We've gone over the specs for the new NX range before, but just to recap, Sony is pitching these svelte tellies to people who want the coolest hardware. These are not top of the range TVs, with every new feature imaginable, but they are intended to turn heads. And we have to say, it's a success at that. These TVs aren't shallow though, with plenty of features on offer too, such as LED edge-lighting, built-in Wi-Fi and the new LoveFilm service.

Sony seems very keen indeed to get us all streaming films and TV shows to our TVs and Blu-ray players. In fact, the company told us it thinks people are likely to be more interested in its Blu-ray players for their extra streaming functionality than for Blu-ray movies themselves. While that might seem like a strange thing for Sony to say, we couldn't agree more. You can't find the time to watch a film every night, but you might well be keen to catch up on TV from broadcasters such as Five and the BBC.

Anyway, less talk, more pretty tech. Check out the photos, give us your thoughts via the comments section below and keep your eye on our reviews channel for a proper review of all this gear in the next few weeks.

Oooh, glowing logo.
The optional TV stand doesn't have its own built-in speakers, instead opting for holes that allow the sound through.
The NX doesn't look all that monolithic when it's turned on. It is rather classy though -- as long as you don't mind dusting it every day.
Even the new Sony remotes are cool looking. Check out this funky thing, with its stylish curves.
There appears to be a power button on the reverse of the remote, which will save valuable nanoseconds when you've come in late, the match has already started and some hoon has left the control upside down.
The TV does look pretty terrific, and has an adjustable tilt of either 0 or 6 degrees, to improve your viewing angle if you put the TV on a low stand.
The only thing we don't like about the stand is it's not included with the TV. Apparently this is because people want to wall-mount it. We raised our eyebrow in the manner of Roger Moore at this suggestion.
We're sure 'energy-saving switches' used to be called 'off switches'.
The usual inputs are shared between the rear of the set and the side.

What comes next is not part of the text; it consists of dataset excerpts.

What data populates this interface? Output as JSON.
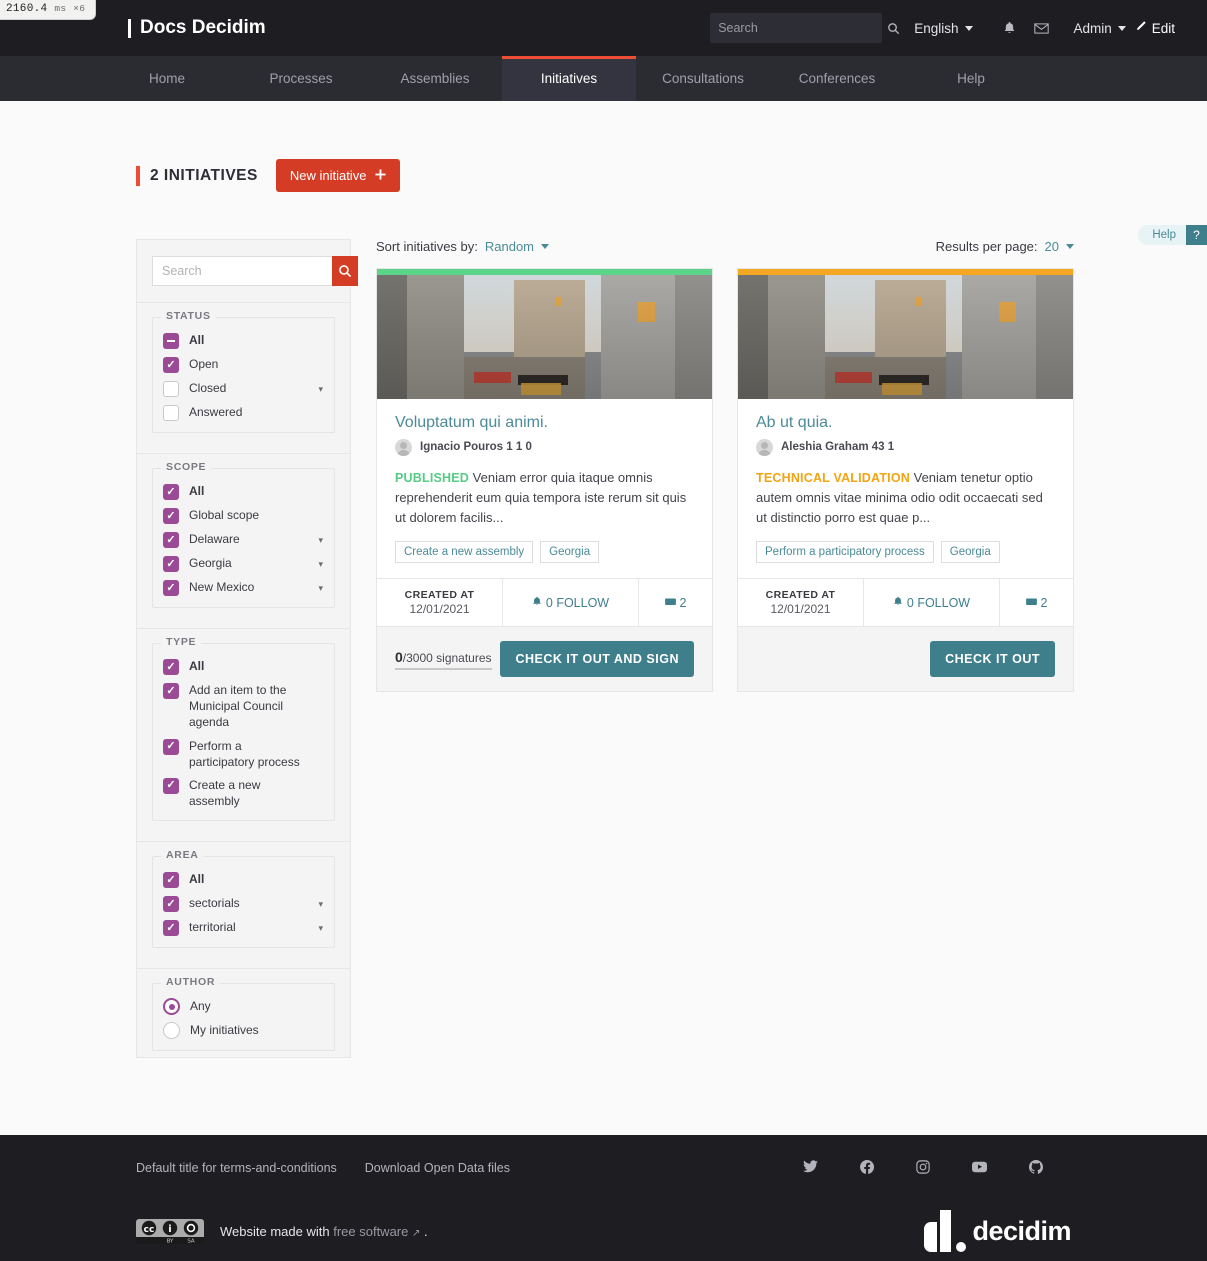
{
  "perf": {
    "value": "2160.4",
    "unit": "ms",
    "mult": "×6"
  },
  "header": {
    "brand": "Docs Decidim",
    "search_placeholder": "Search",
    "search_value": "",
    "language": "English",
    "user": "Admin",
    "edit": "Edit",
    "icons": {
      "search": "search-icon",
      "bell": "bell-icon",
      "mail": "mail-icon",
      "pencil": "pencil-icon"
    }
  },
  "nav": {
    "items": [
      {
        "label": "Home",
        "active": false
      },
      {
        "label": "Processes",
        "active": false
      },
      {
        "label": "Assemblies",
        "active": false
      },
      {
        "label": "Initiatives",
        "active": true
      },
      {
        "label": "Consultations",
        "active": false
      },
      {
        "label": "Conferences",
        "active": false
      },
      {
        "label": "Help",
        "active": false
      }
    ]
  },
  "help_pill": {
    "label": "Help",
    "mark": "?"
  },
  "page_title": "2 INITIATIVES",
  "new_initiative_button": "New initiative",
  "sidebar": {
    "search_placeholder": "Search",
    "search_value": "",
    "groups": [
      {
        "legend": "STATUS",
        "items": [
          {
            "label": "All",
            "state": "indeterminate",
            "bold": true,
            "chevron": false
          },
          {
            "label": "Open",
            "state": "checked",
            "bold": false,
            "chevron": false
          },
          {
            "label": "Closed",
            "state": "unchecked",
            "bold": false,
            "chevron": true
          },
          {
            "label": "Answered",
            "state": "unchecked",
            "bold": false,
            "chevron": false
          }
        ]
      },
      {
        "legend": "SCOPE",
        "items": [
          {
            "label": "All",
            "state": "checked",
            "bold": true,
            "chevron": false
          },
          {
            "label": "Global scope",
            "state": "checked",
            "bold": false,
            "chevron": false
          },
          {
            "label": "Delaware",
            "state": "checked",
            "bold": false,
            "chevron": true
          },
          {
            "label": "Georgia",
            "state": "checked",
            "bold": false,
            "chevron": true
          },
          {
            "label": "New Mexico",
            "state": "checked",
            "bold": false,
            "chevron": true
          }
        ]
      },
      {
        "legend": "TYPE",
        "items": [
          {
            "label": "All",
            "state": "checked",
            "bold": true,
            "chevron": false
          },
          {
            "label": "Add an item to the Municipal Council agenda",
            "state": "checked",
            "bold": false,
            "chevron": false
          },
          {
            "label": "Perform a participatory process",
            "state": "checked",
            "bold": false,
            "chevron": false
          },
          {
            "label": "Create a new assembly",
            "state": "checked",
            "bold": false,
            "chevron": false
          }
        ]
      },
      {
        "legend": "AREA",
        "items": [
          {
            "label": "All",
            "state": "checked",
            "bold": true,
            "chevron": false
          },
          {
            "label": "sectorials",
            "state": "checked",
            "bold": false,
            "chevron": true
          },
          {
            "label": "territorial",
            "state": "checked",
            "bold": false,
            "chevron": true
          }
        ]
      }
    ],
    "author": {
      "legend": "AUTHOR",
      "options": [
        {
          "label": "Any",
          "selected": true
        },
        {
          "label": "My initiatives",
          "selected": false
        }
      ]
    }
  },
  "controls": {
    "sort_label": "Sort initiatives by:",
    "sort_value": "Random",
    "per_page_label": "Results per page:",
    "per_page_value": "20"
  },
  "cards": [
    {
      "stripe_color": "#5cd48a",
      "title": "Voluptatum qui animi.",
      "author": "Ignacio Pouros 1 1 0",
      "status": "PUBLISHED",
      "status_class": "st-published",
      "excerpt": "Veniam error quia itaque omnis reprehenderit eum quia tempora iste rerum sit quis ut dolorem facilis...",
      "tags": [
        "Create a new assembly",
        "Georgia"
      ],
      "created_label": "CREATED AT",
      "created_at": "12/01/2021",
      "follow": "0 FOLLOW",
      "comments": "2",
      "signatures_count": "0",
      "signatures_total": "/3000 signatures",
      "action": "CHECK IT OUT AND SIGN",
      "has_signatures": true
    },
    {
      "stripe_color": "#f5a623",
      "title": "Ab ut quia.",
      "author": "Aleshia Graham 43 1",
      "status": "TECHNICAL VALIDATION",
      "status_class": "st-technical",
      "excerpt": "Veniam tenetur optio autem omnis vitae minima odio odit occaecati sed ut distinctio porro est quae p...",
      "tags": [
        "Perform a participatory process",
        "Georgia"
      ],
      "created_label": "CREATED AT",
      "created_at": "12/01/2021",
      "follow": "0 FOLLOW",
      "comments": "2",
      "signatures_count": "",
      "signatures_total": "",
      "action": "CHECK IT OUT",
      "has_signatures": false
    }
  ],
  "footer": {
    "links": [
      "Default title for terms-and-conditions",
      "Download Open Data files"
    ],
    "social": [
      "twitter-icon",
      "facebook-icon",
      "instagram-icon",
      "youtube-icon",
      "github-icon"
    ],
    "made_with_prefix": "Website made with",
    "made_with_link": "free software",
    "made_with_suffix": ".",
    "logo": "decidim"
  },
  "colors": {
    "brand_red": "#d43c26",
    "accent_teal": "#3f7f8c",
    "purple": "#9b4a96",
    "green": "#57cb85",
    "orange": "#f2a413"
  }
}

Here you can see the logos for the current video-on-demand partners. The BBC will also be included at launch with its iPlayer catch-up service. Sony tells us HD is also possible on these streaming services if providers want to include it.

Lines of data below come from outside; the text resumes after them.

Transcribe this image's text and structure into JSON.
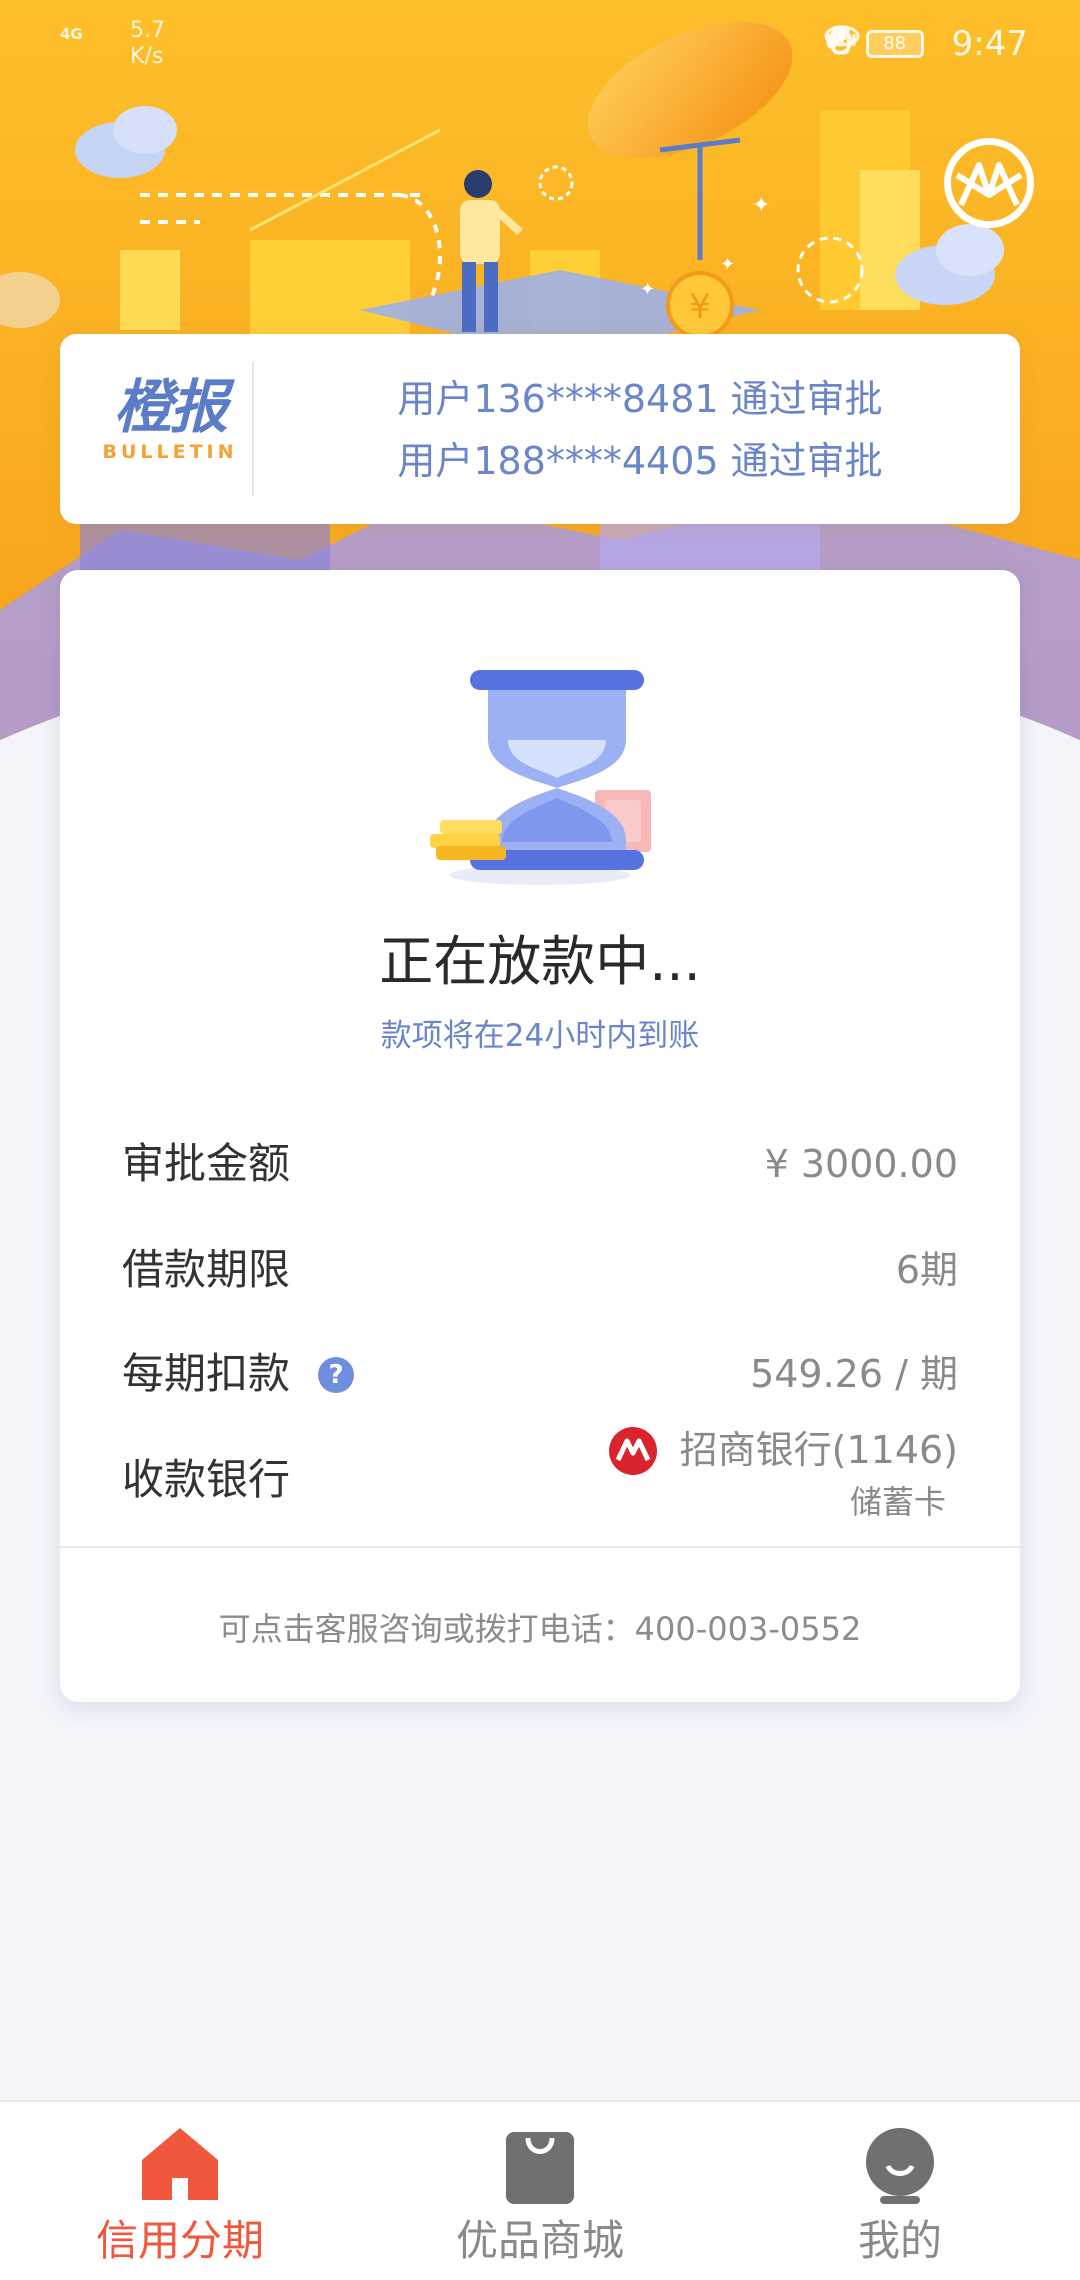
{
  "status_bar": {
    "network_type": "4G",
    "net_speed": "5.7\nK/s",
    "icons": [
      "eye-icon",
      "alarm-icon",
      "vibrate-icon",
      "battery-icon",
      "leaf-icon"
    ],
    "battery_level": "88",
    "time": "9:47"
  },
  "banner": {
    "logo_icon": "m-circle-logo-icon",
    "colors": {
      "primary": "#fcb51e",
      "secondary": "#f7a11a"
    }
  },
  "bulletin": {
    "title": "橙报",
    "subtitle": "BULLETIN",
    "messages": [
      "用户136****8481 通过审批",
      "用户188****4405 通过审批"
    ]
  },
  "status": {
    "icon": "hourglass-icon",
    "title": "正在放款中...",
    "subtitle": "款项将在24小时内到账"
  },
  "details": {
    "approved_amount": {
      "label": "审批金额",
      "value": "¥ 3000.00"
    },
    "loan_term": {
      "label": "借款期限",
      "value": "6期"
    },
    "installment": {
      "label": "每期扣款",
      "value": "549.26 / 期"
    },
    "bank": {
      "label": "收款银行",
      "name": "招商银行(1146)",
      "card_type": "储蓄卡",
      "icon": "cmb-bank-icon",
      "icon_color": "#d9232d"
    }
  },
  "help": {
    "text": "可点击客服咨询或拨打电话：400-003-0552"
  },
  "bottom_nav": {
    "items": [
      {
        "label": "信用分期",
        "icon": "home-icon",
        "active": true
      },
      {
        "label": "优品商城",
        "icon": "shopping-bag-icon",
        "active": false
      },
      {
        "label": "我的",
        "icon": "profile-icon",
        "active": false
      }
    ],
    "active_color": "#f0573d"
  }
}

The LoveFilm interface is really slick. This demo was running from an older, US-spec Blu-ray player. The final version will be faster apparently, but we were very impressed by the responsiveness of this system.
Lots of options are provided by the interface to find a film for you to watch. Streaming is SD-quality only, but it's free as long as you're on a LoveFilm contract for at least £10 per month.
Demand Five is a little short on content in this demo service -- only offering soaps at the moment -- but that promises to change soon. We're perfectly happy with Neighbours and never watch anything else.
The service did work very well though, and the interface is pleasant and easy to use. It's easily accessible to even the least technically minded people, which we heartily approve of.
Quality is actually very good -- only slightly worse than a normal broadcast Freeview picture.